Combined mechanistic modeling and machine-learning approaches in systems biology – A systematic literature review

Background and objective: Mechanistic-based Model simulations (MM) are an effective approach commonly employed, for research and learning purposes, to better investigate and understand the inherent behavior of biological systems. Recent advancements in modern technologies and the large availability of omics data allowed the application of Machine Learning (ML) techniques to different research fields, including systems biology. However, the availability of information regarding the analyzed biological context, sufficient experimental data, as well as the degree of computational complexity, represent some of the issues that both MMs and ML techniques could present individually. For this reason, recently, several studies suggest overcoming or significantly reducing these drawbacks by combining the above mentioned two methods. In the wake of the growing interest in this hybrid analysis approach, with the present review, we want to systematically investigate the studies available in the scientific literature in which both MMs and ML have been combined to explain biological processes at genomics, proteomics, and metabolomics levels, or the behavior of entire cellular populations.
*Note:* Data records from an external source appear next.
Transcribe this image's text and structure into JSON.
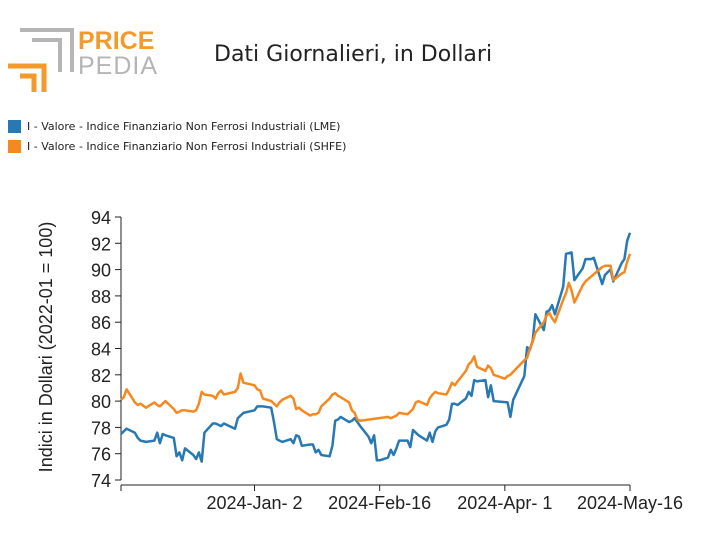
{
  "header": {
    "logo_price": "PRICE",
    "logo_pedia": "PEDIA",
    "title": "Dati Giornalieri, in Dollari"
  },
  "colors": {
    "lme": "#2878b4",
    "shfe": "#f5891f",
    "logo_orange": "#f39a2b",
    "logo_gray": "#b5b5b5"
  },
  "legend": [
    {
      "label": "I - Valore - Indice Finanziario Non Ferrosi Industriali (LME)",
      "color": "#2878b4"
    },
    {
      "label": "I - Valore - Indice Finanziario Non Ferrosi Industriali (SHFE)",
      "color": "#f5891f"
    }
  ],
  "chart_data": {
    "type": "line",
    "title": "",
    "xlabel": "",
    "ylabel": "Indici in Dollari (2022-01 = 100)",
    "ylim": [
      74,
      94
    ],
    "xlim": [
      "2023-11-15",
      "2024-05-16"
    ],
    "yticks": [
      74,
      76,
      78,
      80,
      82,
      84,
      86,
      88,
      90,
      92,
      94
    ],
    "xticks": [
      {
        "date": "2024-01-02",
        "label": "2024-Jan- 2"
      },
      {
        "date": "2024-02-16",
        "label": "2024-Feb-16"
      },
      {
        "date": "2024-04-01",
        "label": "2024-Apr- 1"
      },
      {
        "date": "2024-05-16",
        "label": "2024-May-16"
      }
    ],
    "series": [
      {
        "name": "I - Valore - Indice Finanziario Non Ferrosi Industriali (LME)",
        "color": "#2878b4",
        "points": [
          [
            "2023-11-15",
            77.5
          ],
          [
            "2023-11-16",
            77.7
          ],
          [
            "2023-11-17",
            77.9
          ],
          [
            "2023-11-20",
            77.6
          ],
          [
            "2023-11-21",
            77.2
          ],
          [
            "2023-11-22",
            77.0
          ],
          [
            "2023-11-24",
            76.9
          ],
          [
            "2023-11-27",
            77.0
          ],
          [
            "2023-11-28",
            77.6
          ],
          [
            "2023-11-29",
            76.8
          ],
          [
            "2023-11-30",
            77.5
          ],
          [
            "2023-12-01",
            77.4
          ],
          [
            "2023-12-04",
            77.2
          ],
          [
            "2023-12-05",
            75.8
          ],
          [
            "2023-12-06",
            76.1
          ],
          [
            "2023-12-07",
            75.5
          ],
          [
            "2023-12-08",
            76.4
          ],
          [
            "2023-12-11",
            75.9
          ],
          [
            "2023-12-12",
            75.6
          ],
          [
            "2023-12-13",
            76.1
          ],
          [
            "2023-12-14",
            75.4
          ],
          [
            "2023-12-15",
            77.6
          ],
          [
            "2023-12-18",
            78.3
          ],
          [
            "2023-12-19",
            78.3
          ],
          [
            "2023-12-20",
            78.2
          ],
          [
            "2023-12-21",
            78.1
          ],
          [
            "2023-12-22",
            78.3
          ],
          [
            "2023-12-26",
            77.9
          ],
          [
            "2023-12-27",
            78.7
          ],
          [
            "2023-12-28",
            78.9
          ],
          [
            "2023-12-29",
            79.1
          ],
          [
            "2024-01-02",
            79.3
          ],
          [
            "2024-01-03",
            79.6
          ],
          [
            "2024-01-04",
            79.6
          ],
          [
            "2024-01-05",
            79.6
          ],
          [
            "2024-01-08",
            79.5
          ],
          [
            "2024-01-09",
            78.4
          ],
          [
            "2024-01-10",
            77.1
          ],
          [
            "2024-01-11",
            77.0
          ],
          [
            "2024-01-12",
            76.9
          ],
          [
            "2024-01-15",
            77.1
          ],
          [
            "2024-01-16",
            76.8
          ],
          [
            "2024-01-17",
            77.4
          ],
          [
            "2024-01-18",
            77.3
          ],
          [
            "2024-01-19",
            76.6
          ],
          [
            "2024-01-22",
            76.7
          ],
          [
            "2024-01-23",
            76.7
          ],
          [
            "2024-01-24",
            76.1
          ],
          [
            "2024-01-25",
            76.3
          ],
          [
            "2024-01-26",
            75.9
          ],
          [
            "2024-01-29",
            75.8
          ],
          [
            "2024-01-30",
            76.6
          ],
          [
            "2024-01-31",
            78.5
          ],
          [
            "2024-02-01",
            78.6
          ],
          [
            "2024-02-02",
            78.8
          ],
          [
            "2024-02-05",
            78.4
          ],
          [
            "2024-02-06",
            78.5
          ],
          [
            "2024-02-07",
            78.7
          ],
          [
            "2024-02-08",
            78.4
          ],
          [
            "2024-02-09",
            78.1
          ],
          [
            "2024-02-12",
            77.3
          ],
          [
            "2024-02-13",
            76.8
          ],
          [
            "2024-02-14",
            77.4
          ],
          [
            "2024-02-15",
            75.5
          ],
          [
            "2024-02-16",
            75.5
          ],
          [
            "2024-02-19",
            75.7
          ],
          [
            "2024-02-20",
            76.3
          ],
          [
            "2024-02-21",
            75.9
          ],
          [
            "2024-02-22",
            76.4
          ],
          [
            "2024-02-23",
            77.0
          ],
          [
            "2024-02-26",
            77.0
          ],
          [
            "2024-02-27",
            76.5
          ],
          [
            "2024-02-28",
            77.8
          ],
          [
            "2024-02-29",
            77.6
          ],
          [
            "2024-03-01",
            77.4
          ],
          [
            "2024-03-04",
            77.0
          ],
          [
            "2024-03-05",
            77.6
          ],
          [
            "2024-03-06",
            76.9
          ],
          [
            "2024-03-07",
            77.7
          ],
          [
            "2024-03-08",
            78.0
          ],
          [
            "2024-03-11",
            78.2
          ],
          [
            "2024-03-12",
            78.6
          ],
          [
            "2024-03-13",
            79.8
          ],
          [
            "2024-03-14",
            79.8
          ],
          [
            "2024-03-15",
            79.7
          ],
          [
            "2024-03-18",
            80.2
          ],
          [
            "2024-03-19",
            80.7
          ],
          [
            "2024-03-20",
            80.4
          ],
          [
            "2024-03-21",
            81.6
          ],
          [
            "2024-03-22",
            81.5
          ],
          [
            "2024-03-25",
            81.6
          ],
          [
            "2024-03-26",
            80.3
          ],
          [
            "2024-03-27",
            81.2
          ],
          [
            "2024-03-28",
            80.0
          ],
          [
            "2024-04-02",
            79.9
          ],
          [
            "2024-04-03",
            78.8
          ],
          [
            "2024-04-04",
            80.1
          ],
          [
            "2024-04-08",
            81.9
          ],
          [
            "2024-04-09",
            84.1
          ],
          [
            "2024-04-10",
            83.9
          ],
          [
            "2024-04-11",
            84.6
          ],
          [
            "2024-04-12",
            86.6
          ],
          [
            "2024-04-15",
            85.4
          ],
          [
            "2024-04-16",
            86.8
          ],
          [
            "2024-04-17",
            86.9
          ],
          [
            "2024-04-18",
            87.3
          ],
          [
            "2024-04-19",
            86.6
          ],
          [
            "2024-04-22",
            88.7
          ],
          [
            "2024-04-23",
            91.2
          ],
          [
            "2024-04-25",
            91.3
          ],
          [
            "2024-04-26",
            89.2
          ],
          [
            "2024-04-29",
            90.1
          ],
          [
            "2024-04-30",
            90.8
          ],
          [
            "2024-05-01",
            90.8
          ],
          [
            "2024-05-02",
            90.8
          ],
          [
            "2024-05-03",
            90.9
          ],
          [
            "2024-05-06",
            88.9
          ],
          [
            "2024-05-07",
            89.6
          ],
          [
            "2024-05-08",
            89.8
          ],
          [
            "2024-05-09",
            90.0
          ],
          [
            "2024-05-10",
            89.1
          ],
          [
            "2024-05-13",
            90.5
          ],
          [
            "2024-05-14",
            90.8
          ],
          [
            "2024-05-15",
            92.2
          ],
          [
            "2024-05-16",
            92.8
          ]
        ]
      },
      {
        "name": "I - Valore - Indice Finanziario Non Ferrosi Industriali (SHFE)",
        "color": "#f5891f",
        "points": [
          [
            "2023-11-15",
            80.1
          ],
          [
            "2023-11-16",
            80.3
          ],
          [
            "2023-11-17",
            80.9
          ],
          [
            "2023-11-20",
            79.9
          ],
          [
            "2023-11-21",
            79.7
          ],
          [
            "2023-11-22",
            79.8
          ],
          [
            "2023-11-24",
            79.5
          ],
          [
            "2023-11-27",
            79.9
          ],
          [
            "2023-11-28",
            79.7
          ],
          [
            "2023-11-29",
            79.6
          ],
          [
            "2023-11-30",
            79.8
          ],
          [
            "2023-12-01",
            80.0
          ],
          [
            "2023-12-04",
            79.4
          ],
          [
            "2023-12-05",
            79.1
          ],
          [
            "2023-12-06",
            79.2
          ],
          [
            "2023-12-07",
            79.3
          ],
          [
            "2023-12-08",
            79.3
          ],
          [
            "2023-12-11",
            79.2
          ],
          [
            "2023-12-12",
            79.3
          ],
          [
            "2023-12-13",
            79.8
          ],
          [
            "2023-12-14",
            80.7
          ],
          [
            "2023-12-15",
            80.5
          ],
          [
            "2023-12-18",
            80.4
          ],
          [
            "2023-12-19",
            80.2
          ],
          [
            "2023-12-20",
            80.6
          ],
          [
            "2023-12-21",
            80.8
          ],
          [
            "2023-12-22",
            80.5
          ],
          [
            "2023-12-26",
            80.7
          ],
          [
            "2023-12-27",
            81.0
          ],
          [
            "2023-12-28",
            82.1
          ],
          [
            "2023-12-29",
            81.4
          ],
          [
            "2024-01-02",
            81.2
          ],
          [
            "2024-01-03",
            80.9
          ],
          [
            "2024-01-04",
            80.8
          ],
          [
            "2024-01-05",
            80.2
          ],
          [
            "2024-01-08",
            80.0
          ],
          [
            "2024-01-09",
            79.8
          ],
          [
            "2024-01-10",
            79.6
          ],
          [
            "2024-01-11",
            79.9
          ],
          [
            "2024-01-12",
            80.1
          ],
          [
            "2024-01-15",
            80.4
          ],
          [
            "2024-01-16",
            80.2
          ],
          [
            "2024-01-17",
            79.4
          ],
          [
            "2024-01-18",
            79.5
          ],
          [
            "2024-01-19",
            79.3
          ],
          [
            "2024-01-22",
            78.9
          ],
          [
            "2024-01-23",
            79.0
          ],
          [
            "2024-01-24",
            79.0
          ],
          [
            "2024-01-25",
            79.1
          ],
          [
            "2024-01-26",
            79.6
          ],
          [
            "2024-01-29",
            80.2
          ],
          [
            "2024-01-30",
            80.5
          ],
          [
            "2024-01-31",
            80.6
          ],
          [
            "2024-02-01",
            80.4
          ],
          [
            "2024-02-02",
            80.3
          ],
          [
            "2024-02-05",
            79.9
          ],
          [
            "2024-02-06",
            79.3
          ],
          [
            "2024-02-07",
            79.1
          ],
          [
            "2024-02-08",
            78.6
          ],
          [
            "2024-02-09",
            78.5
          ],
          [
            "2024-02-19",
            78.8
          ],
          [
            "2024-02-20",
            78.7
          ],
          [
            "2024-02-21",
            78.8
          ],
          [
            "2024-02-22",
            78.9
          ],
          [
            "2024-02-23",
            79.1
          ],
          [
            "2024-02-26",
            79.0
          ],
          [
            "2024-02-27",
            79.2
          ],
          [
            "2024-02-28",
            79.4
          ],
          [
            "2024-02-29",
            79.9
          ],
          [
            "2024-03-01",
            80.0
          ],
          [
            "2024-03-04",
            79.7
          ],
          [
            "2024-03-05",
            80.2
          ],
          [
            "2024-03-06",
            80.5
          ],
          [
            "2024-03-07",
            80.7
          ],
          [
            "2024-03-08",
            80.6
          ],
          [
            "2024-03-11",
            80.5
          ],
          [
            "2024-03-12",
            80.9
          ],
          [
            "2024-03-13",
            81.4
          ],
          [
            "2024-03-14",
            81.2
          ],
          [
            "2024-03-15",
            81.5
          ],
          [
            "2024-03-18",
            82.3
          ],
          [
            "2024-03-19",
            82.8
          ],
          [
            "2024-03-20",
            83.0
          ],
          [
            "2024-03-21",
            83.4
          ],
          [
            "2024-03-22",
            82.6
          ],
          [
            "2024-03-25",
            82.3
          ],
          [
            "2024-03-26",
            82.7
          ],
          [
            "2024-03-27",
            82.5
          ],
          [
            "2024-03-28",
            82.0
          ],
          [
            "2024-04-01",
            81.7
          ],
          [
            "2024-04-02",
            81.9
          ],
          [
            "2024-04-03",
            82.0
          ],
          [
            "2024-04-08",
            83.1
          ],
          [
            "2024-04-09",
            83.3
          ],
          [
            "2024-04-10",
            84.0
          ],
          [
            "2024-04-11",
            84.5
          ],
          [
            "2024-04-12",
            85.2
          ],
          [
            "2024-04-15",
            86.0
          ],
          [
            "2024-04-16",
            86.5
          ],
          [
            "2024-04-17",
            86.7
          ],
          [
            "2024-04-18",
            86.3
          ],
          [
            "2024-04-19",
            86.0
          ],
          [
            "2024-04-22",
            87.7
          ],
          [
            "2024-04-23",
            88.2
          ],
          [
            "2024-04-24",
            89.0
          ],
          [
            "2024-04-25",
            88.4
          ],
          [
            "2024-04-26",
            87.5
          ],
          [
            "2024-04-29",
            88.8
          ],
          [
            "2024-04-30",
            89.1
          ],
          [
            "2024-05-06",
            90.2
          ],
          [
            "2024-05-07",
            90.3
          ],
          [
            "2024-05-08",
            90.3
          ],
          [
            "2024-05-09",
            90.3
          ],
          [
            "2024-05-10",
            89.2
          ],
          [
            "2024-05-13",
            89.7
          ],
          [
            "2024-05-14",
            89.8
          ],
          [
            "2024-05-15",
            90.6
          ],
          [
            "2024-05-16",
            91.2
          ]
        ]
      }
    ],
    "grid": false,
    "legend_position": "top-left"
  }
}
Methods: Elsevier Scopus & REG;, Clarivate Web of ScienceTM and National Library of Medicine PubMed & REG; databases were enquired using the queries reported in Table 1, resulting in 350 scientific articles. Results: Only 14 of the 350 documents returned by the comprehensive search conducted on the three major online databases met our search criteria, i.e. present a hybrid approach consisting of the synergistic combination of MMs and ML to treat a particular aspect of systems biology. Conclusions: Despite the recent interest in this methodology, from a careful analysis of the selected papers, it emerged how examples of integration between MMs and ML are already present in systems biology, highlighting the great potential of this hybrid approach to both at micro and macro biological scales.